In the press release published on 2 February 2017, the Commission has announced the opening of the formal proceedings that aim to verify the existence of anticompetitive online sales practices concerning consumer electronics, video games and hotel accommodation. The investigations are conducted in the context of Article 101 TFEU that prohibits anti-competitive agreements between companies.
With respect to consumer electronics, Asus, Denon & Marantz, Philips and Pioneer may have violated EU competition law by imposing price restrictions on the online retailers. It implies that such retailers were unable to determine their own prices for consumer electronics products, such as household appliances or notebooks.
The video games geo-blocking investigation focuses on the bilateral agreements concluded between Valve Corporation (the owner of the Steam game distribution platform), and the PC video game publishers, Bandai Namco, Capcom, Focus Home, Koch Media and ZeniMax. The geo-blocking practices consisted in preventing consumers from purchasing PC video games based on their location or country of residence, thereby restricting ‘parallel trade’ within the internal market and reducing cross-border competition.
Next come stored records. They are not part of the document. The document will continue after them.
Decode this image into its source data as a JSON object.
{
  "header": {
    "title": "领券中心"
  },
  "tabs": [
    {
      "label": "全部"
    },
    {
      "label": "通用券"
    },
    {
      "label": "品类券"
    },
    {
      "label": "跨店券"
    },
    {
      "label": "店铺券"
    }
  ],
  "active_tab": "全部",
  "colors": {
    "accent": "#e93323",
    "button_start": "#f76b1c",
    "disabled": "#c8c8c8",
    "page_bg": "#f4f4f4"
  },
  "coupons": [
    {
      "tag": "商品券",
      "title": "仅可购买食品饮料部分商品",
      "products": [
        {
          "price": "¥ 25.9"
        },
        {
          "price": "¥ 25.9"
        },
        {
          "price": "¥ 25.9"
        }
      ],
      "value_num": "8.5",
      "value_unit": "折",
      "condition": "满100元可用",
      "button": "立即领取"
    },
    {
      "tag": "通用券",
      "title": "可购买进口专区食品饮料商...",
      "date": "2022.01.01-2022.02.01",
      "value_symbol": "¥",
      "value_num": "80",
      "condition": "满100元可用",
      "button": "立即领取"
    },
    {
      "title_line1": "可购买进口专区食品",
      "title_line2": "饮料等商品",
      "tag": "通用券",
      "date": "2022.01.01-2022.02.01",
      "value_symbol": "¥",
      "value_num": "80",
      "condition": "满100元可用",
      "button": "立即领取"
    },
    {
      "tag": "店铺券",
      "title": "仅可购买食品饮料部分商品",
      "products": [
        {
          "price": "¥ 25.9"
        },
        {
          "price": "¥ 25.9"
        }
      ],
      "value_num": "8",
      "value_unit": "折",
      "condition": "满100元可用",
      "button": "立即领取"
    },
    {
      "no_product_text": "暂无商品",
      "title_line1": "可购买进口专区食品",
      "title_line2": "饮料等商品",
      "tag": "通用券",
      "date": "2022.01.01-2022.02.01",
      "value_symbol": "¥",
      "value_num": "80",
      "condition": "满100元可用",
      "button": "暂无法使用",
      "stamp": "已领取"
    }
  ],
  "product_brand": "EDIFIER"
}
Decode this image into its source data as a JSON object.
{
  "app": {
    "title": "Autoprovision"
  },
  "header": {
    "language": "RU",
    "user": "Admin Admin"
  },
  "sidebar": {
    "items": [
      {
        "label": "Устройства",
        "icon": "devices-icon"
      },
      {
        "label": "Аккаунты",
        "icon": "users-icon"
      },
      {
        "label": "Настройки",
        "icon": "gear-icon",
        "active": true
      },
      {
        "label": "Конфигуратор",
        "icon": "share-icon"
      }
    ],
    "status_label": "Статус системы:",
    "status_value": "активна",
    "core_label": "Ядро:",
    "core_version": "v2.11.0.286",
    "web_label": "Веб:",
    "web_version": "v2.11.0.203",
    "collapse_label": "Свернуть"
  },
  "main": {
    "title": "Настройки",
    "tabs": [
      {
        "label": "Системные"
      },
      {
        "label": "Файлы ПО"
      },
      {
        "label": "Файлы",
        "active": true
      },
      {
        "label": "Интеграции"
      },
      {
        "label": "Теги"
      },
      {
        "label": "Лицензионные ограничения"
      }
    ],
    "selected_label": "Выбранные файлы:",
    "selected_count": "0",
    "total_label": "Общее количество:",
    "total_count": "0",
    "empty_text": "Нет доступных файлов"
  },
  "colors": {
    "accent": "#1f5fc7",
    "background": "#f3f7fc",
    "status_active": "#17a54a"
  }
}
The third formal proceedings relate to the agreements concluded between the European most significant tour operators (such as Kuoni, REWE, Thomas Cook, TUI) and hotels (Meliá Hotels). The Commission aims to verify whether these agreements contain clauses that discriminate customers on the basis of their location. Such clauses would lead to partitioning of the internal market in that customers would be prevented from “booking hotel accommodation at better conditions offered by tour operators in other Member states simply because of the consumer’s nationality or place of residence”.
The first two investigations are the first following up on the Commission’s e-commerce sector inquiry launched in May 2015.